The next steps involve cloning the virus to see if artificially infecting Bd strains could lead to reduced spore production. This distinction between infected and uninfected fungal strains emphasizes the need for comprehensive studies across multiple strains.

Amphibians may evolve resistance to the fungus

The research team is now focused on understanding how the virus infects the fungus and penetrates its cells, crucial knowledge for potentially engineering the virus to aid amphibians. 

Additionally, there’s hope that, similar to some emerging resistance to COVID-19, amphibians might slowly build immunity to Bd. 

“Like with COVID, there is a slow buildup of immunity. We are hoping to assist nature in taking its course,” Yacoub concluded, highlighting the potential for natural resistance alongside scientific intervention to combat this deadly fungal pathogen.

More about global amphibian pandemic

The global amphibian pandemic caused by the Batrachochytrium dendrobatidis (Bd) fungus. Its spread has been facilitated by global trade and environmental changes, affecting diverse ecosystems across continents.

Bd fungus

First identified in the late 1990s, the Bd fungus has since been recognized as one of the most devastating pathogens to biodiversity. It thrives in cool, moist environments, making mountainous regions particularly vulnerable. The disease disrupts the electrolyte balance and skin functions in amphibians, leading to heart failure and death.

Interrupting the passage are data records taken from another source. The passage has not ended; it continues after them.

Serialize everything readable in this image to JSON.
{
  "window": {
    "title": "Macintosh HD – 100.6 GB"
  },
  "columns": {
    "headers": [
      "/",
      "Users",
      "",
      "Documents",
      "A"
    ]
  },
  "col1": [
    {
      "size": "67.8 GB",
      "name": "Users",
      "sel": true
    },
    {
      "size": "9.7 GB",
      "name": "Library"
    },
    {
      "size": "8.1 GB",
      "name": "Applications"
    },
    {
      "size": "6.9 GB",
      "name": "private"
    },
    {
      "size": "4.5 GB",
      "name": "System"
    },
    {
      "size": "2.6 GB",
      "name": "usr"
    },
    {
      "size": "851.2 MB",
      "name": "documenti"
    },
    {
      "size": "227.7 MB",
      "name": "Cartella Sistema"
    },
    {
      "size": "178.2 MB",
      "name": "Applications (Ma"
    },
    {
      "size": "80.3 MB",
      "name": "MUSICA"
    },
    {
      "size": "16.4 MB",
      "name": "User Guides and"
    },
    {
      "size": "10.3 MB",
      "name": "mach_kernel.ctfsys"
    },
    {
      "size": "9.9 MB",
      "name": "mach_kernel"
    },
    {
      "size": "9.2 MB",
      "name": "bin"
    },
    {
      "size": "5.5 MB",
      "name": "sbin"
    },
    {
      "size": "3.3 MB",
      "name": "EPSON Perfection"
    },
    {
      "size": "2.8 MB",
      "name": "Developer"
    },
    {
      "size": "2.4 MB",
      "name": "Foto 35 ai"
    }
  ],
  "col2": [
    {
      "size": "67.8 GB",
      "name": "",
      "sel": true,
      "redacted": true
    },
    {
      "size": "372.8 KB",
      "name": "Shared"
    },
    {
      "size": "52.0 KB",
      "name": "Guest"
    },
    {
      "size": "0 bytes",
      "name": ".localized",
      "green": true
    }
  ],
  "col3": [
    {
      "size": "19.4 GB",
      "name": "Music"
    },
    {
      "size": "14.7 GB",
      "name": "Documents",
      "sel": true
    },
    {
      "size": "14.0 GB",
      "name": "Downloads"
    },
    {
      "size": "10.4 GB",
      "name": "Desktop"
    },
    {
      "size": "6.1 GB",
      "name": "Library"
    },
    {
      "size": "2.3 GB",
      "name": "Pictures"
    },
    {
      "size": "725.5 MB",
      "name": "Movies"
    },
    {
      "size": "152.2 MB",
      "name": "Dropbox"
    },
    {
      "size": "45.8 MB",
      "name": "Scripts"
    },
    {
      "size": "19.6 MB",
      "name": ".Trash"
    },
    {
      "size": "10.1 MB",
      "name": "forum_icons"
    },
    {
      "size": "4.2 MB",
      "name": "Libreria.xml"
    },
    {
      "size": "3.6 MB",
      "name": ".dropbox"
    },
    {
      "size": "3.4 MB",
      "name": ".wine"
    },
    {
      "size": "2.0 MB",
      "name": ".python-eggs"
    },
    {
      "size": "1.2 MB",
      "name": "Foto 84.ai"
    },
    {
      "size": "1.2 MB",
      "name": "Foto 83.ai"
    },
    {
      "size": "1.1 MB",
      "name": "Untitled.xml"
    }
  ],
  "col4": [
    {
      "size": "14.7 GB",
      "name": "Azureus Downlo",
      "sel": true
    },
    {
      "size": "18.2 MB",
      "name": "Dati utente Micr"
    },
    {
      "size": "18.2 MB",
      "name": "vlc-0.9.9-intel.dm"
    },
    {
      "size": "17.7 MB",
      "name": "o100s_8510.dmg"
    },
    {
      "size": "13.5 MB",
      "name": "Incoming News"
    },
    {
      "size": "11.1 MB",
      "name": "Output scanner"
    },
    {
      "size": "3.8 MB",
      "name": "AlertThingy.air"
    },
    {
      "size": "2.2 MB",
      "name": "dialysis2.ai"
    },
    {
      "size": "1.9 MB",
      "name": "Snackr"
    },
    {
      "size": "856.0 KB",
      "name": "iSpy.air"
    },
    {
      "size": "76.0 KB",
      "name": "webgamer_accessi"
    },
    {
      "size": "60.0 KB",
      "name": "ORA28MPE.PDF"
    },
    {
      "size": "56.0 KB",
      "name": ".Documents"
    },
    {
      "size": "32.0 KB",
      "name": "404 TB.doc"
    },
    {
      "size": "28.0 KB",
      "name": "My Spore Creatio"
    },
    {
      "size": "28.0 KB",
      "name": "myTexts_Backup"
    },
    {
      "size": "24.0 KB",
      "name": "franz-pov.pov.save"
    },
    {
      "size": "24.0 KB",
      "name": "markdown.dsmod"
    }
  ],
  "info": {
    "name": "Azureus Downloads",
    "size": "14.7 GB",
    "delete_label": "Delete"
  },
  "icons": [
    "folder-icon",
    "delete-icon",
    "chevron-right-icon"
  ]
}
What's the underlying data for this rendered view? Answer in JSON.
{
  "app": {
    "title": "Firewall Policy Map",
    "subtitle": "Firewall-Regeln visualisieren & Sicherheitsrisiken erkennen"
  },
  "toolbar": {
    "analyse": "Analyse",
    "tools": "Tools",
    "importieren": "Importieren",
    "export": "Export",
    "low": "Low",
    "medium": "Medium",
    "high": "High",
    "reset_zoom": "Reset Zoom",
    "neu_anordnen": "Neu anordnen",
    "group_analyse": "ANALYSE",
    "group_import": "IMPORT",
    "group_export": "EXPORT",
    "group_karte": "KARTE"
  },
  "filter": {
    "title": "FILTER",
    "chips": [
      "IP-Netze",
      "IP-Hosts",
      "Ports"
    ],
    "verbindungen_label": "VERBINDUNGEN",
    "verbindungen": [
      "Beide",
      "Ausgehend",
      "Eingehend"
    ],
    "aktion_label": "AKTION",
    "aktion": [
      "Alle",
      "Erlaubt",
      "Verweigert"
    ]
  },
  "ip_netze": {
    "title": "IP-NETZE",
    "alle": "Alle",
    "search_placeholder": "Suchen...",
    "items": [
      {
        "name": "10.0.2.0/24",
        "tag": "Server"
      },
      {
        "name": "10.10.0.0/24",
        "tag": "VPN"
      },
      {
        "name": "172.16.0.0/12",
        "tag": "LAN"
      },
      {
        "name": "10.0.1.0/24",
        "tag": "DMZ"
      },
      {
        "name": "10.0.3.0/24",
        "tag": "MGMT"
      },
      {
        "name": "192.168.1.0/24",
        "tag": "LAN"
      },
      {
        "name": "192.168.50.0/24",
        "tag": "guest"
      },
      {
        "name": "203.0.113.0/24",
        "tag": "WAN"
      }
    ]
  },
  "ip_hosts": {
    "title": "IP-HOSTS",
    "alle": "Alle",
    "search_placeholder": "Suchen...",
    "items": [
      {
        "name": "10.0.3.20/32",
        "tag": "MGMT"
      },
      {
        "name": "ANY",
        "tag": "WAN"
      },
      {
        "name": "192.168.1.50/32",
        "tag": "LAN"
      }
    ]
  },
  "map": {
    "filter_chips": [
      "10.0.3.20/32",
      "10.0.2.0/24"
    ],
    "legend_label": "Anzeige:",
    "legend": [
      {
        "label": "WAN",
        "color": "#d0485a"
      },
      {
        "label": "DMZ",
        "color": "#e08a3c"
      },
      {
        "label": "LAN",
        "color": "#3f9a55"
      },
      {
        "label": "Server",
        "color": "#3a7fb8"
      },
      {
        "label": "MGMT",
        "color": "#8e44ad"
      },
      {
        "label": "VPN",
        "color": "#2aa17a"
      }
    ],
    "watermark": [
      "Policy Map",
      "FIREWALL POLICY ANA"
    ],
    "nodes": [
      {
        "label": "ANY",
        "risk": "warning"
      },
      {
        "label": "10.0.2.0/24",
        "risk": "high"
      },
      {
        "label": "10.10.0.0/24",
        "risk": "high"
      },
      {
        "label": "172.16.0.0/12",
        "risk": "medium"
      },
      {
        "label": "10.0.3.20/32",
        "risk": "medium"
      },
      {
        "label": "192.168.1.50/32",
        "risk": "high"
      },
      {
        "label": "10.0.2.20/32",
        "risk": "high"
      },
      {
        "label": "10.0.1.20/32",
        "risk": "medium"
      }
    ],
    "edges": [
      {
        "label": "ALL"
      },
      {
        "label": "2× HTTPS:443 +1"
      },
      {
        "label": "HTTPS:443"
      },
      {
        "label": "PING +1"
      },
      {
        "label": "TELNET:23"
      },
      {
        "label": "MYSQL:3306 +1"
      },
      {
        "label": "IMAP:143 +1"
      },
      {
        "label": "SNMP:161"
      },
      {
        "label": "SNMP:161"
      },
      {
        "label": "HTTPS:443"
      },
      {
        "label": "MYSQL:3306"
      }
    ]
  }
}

Efforts to combat the pandemic have included breeding programs in biosecure facilities, reintroduction of species to their natural habitats with improved resistance or reduced pathogen presence, and environmental management to reduce the impact of the disease. 

Despite these efforts, the chytridiomycosis pandemic continues to pose a significant threat to amphibian populations, highlighting the challenges of managing disease in wild populations and the need for global conservation initiatives.

The study is published in the journal Current Biology.